A committee member asked whether Oxnard City still enforces a ban on teleworking and urged colleagues to consider investigating a whistleblower allegation that a city employee routinely took a city vehicle home and was not working during daytime hours.
The member cited a prior presentation and said recruitment difficulties had been linked to the city's telework stance. "Is that still our policy?" the member asked. They then described a separate whistleblower complaint, saying they had been given time-stamped photographs showing the employee at home during the workday and that the complainant reported the incident had been closed previously with no apparent action.
"There's basically it was closed and nothing happened and apparently still this person is going home in the middle of the workday," the committee member said, arguing the conduct constituted fiscal harm. "So to me that is a theft. It is fiscal because we're paying somebody and they're not actually doing the job."
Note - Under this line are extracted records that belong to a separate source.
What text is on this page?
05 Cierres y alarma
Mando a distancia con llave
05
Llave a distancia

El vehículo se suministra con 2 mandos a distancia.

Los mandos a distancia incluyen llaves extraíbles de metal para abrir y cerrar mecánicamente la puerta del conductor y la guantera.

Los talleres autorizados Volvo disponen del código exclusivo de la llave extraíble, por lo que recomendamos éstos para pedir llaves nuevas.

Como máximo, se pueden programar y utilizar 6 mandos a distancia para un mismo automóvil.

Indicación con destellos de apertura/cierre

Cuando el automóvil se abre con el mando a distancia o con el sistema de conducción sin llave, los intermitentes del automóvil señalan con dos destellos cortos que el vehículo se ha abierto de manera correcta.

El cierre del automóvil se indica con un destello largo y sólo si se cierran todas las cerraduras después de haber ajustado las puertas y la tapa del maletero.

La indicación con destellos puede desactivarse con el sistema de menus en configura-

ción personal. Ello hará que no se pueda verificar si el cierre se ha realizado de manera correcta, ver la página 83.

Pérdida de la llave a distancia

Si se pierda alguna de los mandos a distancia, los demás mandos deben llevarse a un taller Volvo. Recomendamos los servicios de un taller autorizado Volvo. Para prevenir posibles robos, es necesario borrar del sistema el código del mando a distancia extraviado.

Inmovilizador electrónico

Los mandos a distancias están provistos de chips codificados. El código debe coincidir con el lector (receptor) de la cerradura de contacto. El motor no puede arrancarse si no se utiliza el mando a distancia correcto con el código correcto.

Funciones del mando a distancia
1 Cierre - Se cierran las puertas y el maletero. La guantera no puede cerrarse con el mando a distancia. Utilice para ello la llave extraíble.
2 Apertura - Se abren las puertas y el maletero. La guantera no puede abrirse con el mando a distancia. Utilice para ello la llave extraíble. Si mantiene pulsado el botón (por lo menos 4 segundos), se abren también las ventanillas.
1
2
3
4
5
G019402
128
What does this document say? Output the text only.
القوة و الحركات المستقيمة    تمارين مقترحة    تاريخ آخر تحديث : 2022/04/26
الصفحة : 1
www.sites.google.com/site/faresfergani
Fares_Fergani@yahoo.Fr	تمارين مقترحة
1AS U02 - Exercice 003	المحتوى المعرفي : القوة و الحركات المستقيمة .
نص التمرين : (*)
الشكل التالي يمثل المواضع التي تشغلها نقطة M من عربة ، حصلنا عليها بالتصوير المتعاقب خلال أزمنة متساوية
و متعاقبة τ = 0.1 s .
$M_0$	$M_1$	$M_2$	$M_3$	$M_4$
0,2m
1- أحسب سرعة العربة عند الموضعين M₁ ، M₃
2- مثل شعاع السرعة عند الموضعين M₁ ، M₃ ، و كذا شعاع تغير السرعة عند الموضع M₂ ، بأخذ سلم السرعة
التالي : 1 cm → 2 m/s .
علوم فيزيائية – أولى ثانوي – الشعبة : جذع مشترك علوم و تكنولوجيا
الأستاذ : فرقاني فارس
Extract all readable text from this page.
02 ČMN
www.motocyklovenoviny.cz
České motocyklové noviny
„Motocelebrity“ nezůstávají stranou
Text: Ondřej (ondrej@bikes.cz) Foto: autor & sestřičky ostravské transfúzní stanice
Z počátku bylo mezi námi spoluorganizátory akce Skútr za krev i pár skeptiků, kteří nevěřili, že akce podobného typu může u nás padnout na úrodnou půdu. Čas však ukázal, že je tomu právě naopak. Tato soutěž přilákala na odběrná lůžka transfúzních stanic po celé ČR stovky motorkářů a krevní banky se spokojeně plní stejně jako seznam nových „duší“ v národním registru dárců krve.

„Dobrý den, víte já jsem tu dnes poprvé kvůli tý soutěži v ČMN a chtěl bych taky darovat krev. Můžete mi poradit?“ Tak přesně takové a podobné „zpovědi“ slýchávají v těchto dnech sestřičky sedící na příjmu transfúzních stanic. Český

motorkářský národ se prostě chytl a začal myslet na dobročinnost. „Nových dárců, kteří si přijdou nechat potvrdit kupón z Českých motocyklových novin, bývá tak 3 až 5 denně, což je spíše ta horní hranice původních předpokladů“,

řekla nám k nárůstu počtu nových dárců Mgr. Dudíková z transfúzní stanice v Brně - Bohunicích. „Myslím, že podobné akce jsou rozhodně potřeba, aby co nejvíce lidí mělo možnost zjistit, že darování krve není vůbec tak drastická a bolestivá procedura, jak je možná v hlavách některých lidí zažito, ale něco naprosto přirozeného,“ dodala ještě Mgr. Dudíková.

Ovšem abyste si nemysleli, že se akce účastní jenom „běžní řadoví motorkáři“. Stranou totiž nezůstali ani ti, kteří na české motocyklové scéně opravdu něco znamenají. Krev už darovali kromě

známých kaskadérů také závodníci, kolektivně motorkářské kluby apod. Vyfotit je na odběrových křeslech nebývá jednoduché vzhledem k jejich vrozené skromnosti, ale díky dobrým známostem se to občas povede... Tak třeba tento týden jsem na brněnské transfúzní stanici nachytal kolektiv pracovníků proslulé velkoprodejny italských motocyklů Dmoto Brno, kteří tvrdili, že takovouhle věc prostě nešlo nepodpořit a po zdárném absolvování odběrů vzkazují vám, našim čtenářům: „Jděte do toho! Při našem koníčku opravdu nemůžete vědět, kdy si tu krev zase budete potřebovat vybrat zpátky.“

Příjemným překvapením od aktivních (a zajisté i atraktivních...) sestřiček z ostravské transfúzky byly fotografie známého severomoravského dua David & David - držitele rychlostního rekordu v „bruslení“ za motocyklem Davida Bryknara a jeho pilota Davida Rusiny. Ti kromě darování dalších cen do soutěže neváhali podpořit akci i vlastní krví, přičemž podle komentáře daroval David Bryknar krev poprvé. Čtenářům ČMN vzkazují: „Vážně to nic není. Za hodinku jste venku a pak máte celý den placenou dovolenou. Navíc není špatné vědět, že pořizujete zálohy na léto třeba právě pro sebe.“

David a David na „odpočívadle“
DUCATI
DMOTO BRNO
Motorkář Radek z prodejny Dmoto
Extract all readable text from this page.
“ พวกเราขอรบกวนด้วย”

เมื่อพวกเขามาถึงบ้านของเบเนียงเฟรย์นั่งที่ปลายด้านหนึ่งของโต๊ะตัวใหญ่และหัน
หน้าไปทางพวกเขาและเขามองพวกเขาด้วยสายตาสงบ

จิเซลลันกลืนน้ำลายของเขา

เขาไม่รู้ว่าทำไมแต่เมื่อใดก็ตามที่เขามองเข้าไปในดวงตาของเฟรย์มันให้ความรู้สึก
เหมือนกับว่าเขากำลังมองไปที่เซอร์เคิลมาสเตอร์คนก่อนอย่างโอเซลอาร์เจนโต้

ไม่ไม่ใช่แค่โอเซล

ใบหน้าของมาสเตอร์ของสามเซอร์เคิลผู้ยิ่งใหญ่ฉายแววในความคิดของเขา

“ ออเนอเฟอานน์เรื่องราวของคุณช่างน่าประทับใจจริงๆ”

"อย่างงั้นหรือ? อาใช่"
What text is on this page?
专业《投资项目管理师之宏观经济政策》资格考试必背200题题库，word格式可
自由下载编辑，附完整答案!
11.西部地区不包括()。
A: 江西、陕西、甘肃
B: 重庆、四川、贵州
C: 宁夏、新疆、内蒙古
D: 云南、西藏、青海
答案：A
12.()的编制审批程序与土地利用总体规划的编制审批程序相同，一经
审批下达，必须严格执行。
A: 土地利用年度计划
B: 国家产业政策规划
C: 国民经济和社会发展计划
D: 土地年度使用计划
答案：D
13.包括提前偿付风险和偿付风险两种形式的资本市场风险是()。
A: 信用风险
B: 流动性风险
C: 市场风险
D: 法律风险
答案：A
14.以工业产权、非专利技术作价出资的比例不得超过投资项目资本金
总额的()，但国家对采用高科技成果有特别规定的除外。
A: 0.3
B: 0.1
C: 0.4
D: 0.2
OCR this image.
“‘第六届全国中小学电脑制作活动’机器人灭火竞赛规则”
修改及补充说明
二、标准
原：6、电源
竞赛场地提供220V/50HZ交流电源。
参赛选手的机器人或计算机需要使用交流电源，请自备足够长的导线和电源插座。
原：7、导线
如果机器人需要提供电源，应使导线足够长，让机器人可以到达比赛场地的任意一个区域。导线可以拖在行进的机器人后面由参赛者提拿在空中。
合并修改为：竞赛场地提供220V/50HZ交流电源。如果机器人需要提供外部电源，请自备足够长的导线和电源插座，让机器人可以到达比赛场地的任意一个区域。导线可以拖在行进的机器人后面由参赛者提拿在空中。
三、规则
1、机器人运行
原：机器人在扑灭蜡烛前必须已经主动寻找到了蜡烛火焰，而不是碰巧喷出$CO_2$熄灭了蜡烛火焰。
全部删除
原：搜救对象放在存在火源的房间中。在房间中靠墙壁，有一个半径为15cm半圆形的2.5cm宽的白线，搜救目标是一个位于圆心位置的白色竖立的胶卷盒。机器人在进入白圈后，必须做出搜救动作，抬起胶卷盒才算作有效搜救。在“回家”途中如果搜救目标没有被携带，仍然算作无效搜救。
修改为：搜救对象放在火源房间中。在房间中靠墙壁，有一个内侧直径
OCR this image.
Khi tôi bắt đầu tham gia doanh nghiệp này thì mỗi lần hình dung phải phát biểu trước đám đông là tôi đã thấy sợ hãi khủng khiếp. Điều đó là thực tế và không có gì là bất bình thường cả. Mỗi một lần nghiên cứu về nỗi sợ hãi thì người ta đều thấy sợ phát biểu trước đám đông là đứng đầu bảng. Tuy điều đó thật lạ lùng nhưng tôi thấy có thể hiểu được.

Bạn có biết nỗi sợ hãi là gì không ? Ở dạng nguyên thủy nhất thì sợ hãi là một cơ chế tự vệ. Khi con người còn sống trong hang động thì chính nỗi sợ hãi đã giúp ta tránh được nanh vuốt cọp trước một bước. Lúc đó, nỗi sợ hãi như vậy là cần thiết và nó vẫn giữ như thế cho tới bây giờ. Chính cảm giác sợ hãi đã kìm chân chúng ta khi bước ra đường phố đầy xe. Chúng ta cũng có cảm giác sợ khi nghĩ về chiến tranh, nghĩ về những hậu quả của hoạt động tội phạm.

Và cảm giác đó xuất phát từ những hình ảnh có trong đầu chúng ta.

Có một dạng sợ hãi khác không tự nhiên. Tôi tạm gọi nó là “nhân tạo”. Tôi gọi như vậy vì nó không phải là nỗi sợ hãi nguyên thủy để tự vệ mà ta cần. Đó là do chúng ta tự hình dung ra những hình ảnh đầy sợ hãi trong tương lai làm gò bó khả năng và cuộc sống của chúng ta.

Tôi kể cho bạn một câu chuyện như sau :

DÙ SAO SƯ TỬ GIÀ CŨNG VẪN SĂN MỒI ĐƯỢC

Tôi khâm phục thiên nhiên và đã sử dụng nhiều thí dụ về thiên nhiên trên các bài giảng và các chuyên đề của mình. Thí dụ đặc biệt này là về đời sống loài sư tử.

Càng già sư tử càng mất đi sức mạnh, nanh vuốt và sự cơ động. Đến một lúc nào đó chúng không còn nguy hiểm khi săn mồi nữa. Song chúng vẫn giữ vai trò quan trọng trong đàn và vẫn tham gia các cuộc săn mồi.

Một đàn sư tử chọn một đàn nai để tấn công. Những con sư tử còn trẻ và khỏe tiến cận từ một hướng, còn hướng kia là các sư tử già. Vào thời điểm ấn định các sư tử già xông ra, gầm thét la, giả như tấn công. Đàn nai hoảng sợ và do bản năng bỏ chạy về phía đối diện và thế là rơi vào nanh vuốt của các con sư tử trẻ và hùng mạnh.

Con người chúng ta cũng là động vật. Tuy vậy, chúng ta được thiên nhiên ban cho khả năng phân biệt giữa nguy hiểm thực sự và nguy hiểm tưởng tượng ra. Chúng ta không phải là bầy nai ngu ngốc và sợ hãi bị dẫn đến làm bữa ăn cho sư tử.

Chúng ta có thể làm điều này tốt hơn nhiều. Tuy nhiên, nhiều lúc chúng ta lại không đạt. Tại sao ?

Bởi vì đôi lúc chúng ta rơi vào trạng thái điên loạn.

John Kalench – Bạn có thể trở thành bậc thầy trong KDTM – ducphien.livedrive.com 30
The member said they advised the whistleblower to file a report through the hotline and noted the whistleblower would be willing to "testify, with a sworn declaration" and provide the photographic evidence. The member suggested the issue could be taken into closed session to discuss personnel matters and asked for direction from colleagues.
No formal motion, vote, or department response was recorded in the transcript. The discussion, as presented by the committee member, focused on whether the telework policy remains in effect and what investigative or personnel steps the council or staff should take next.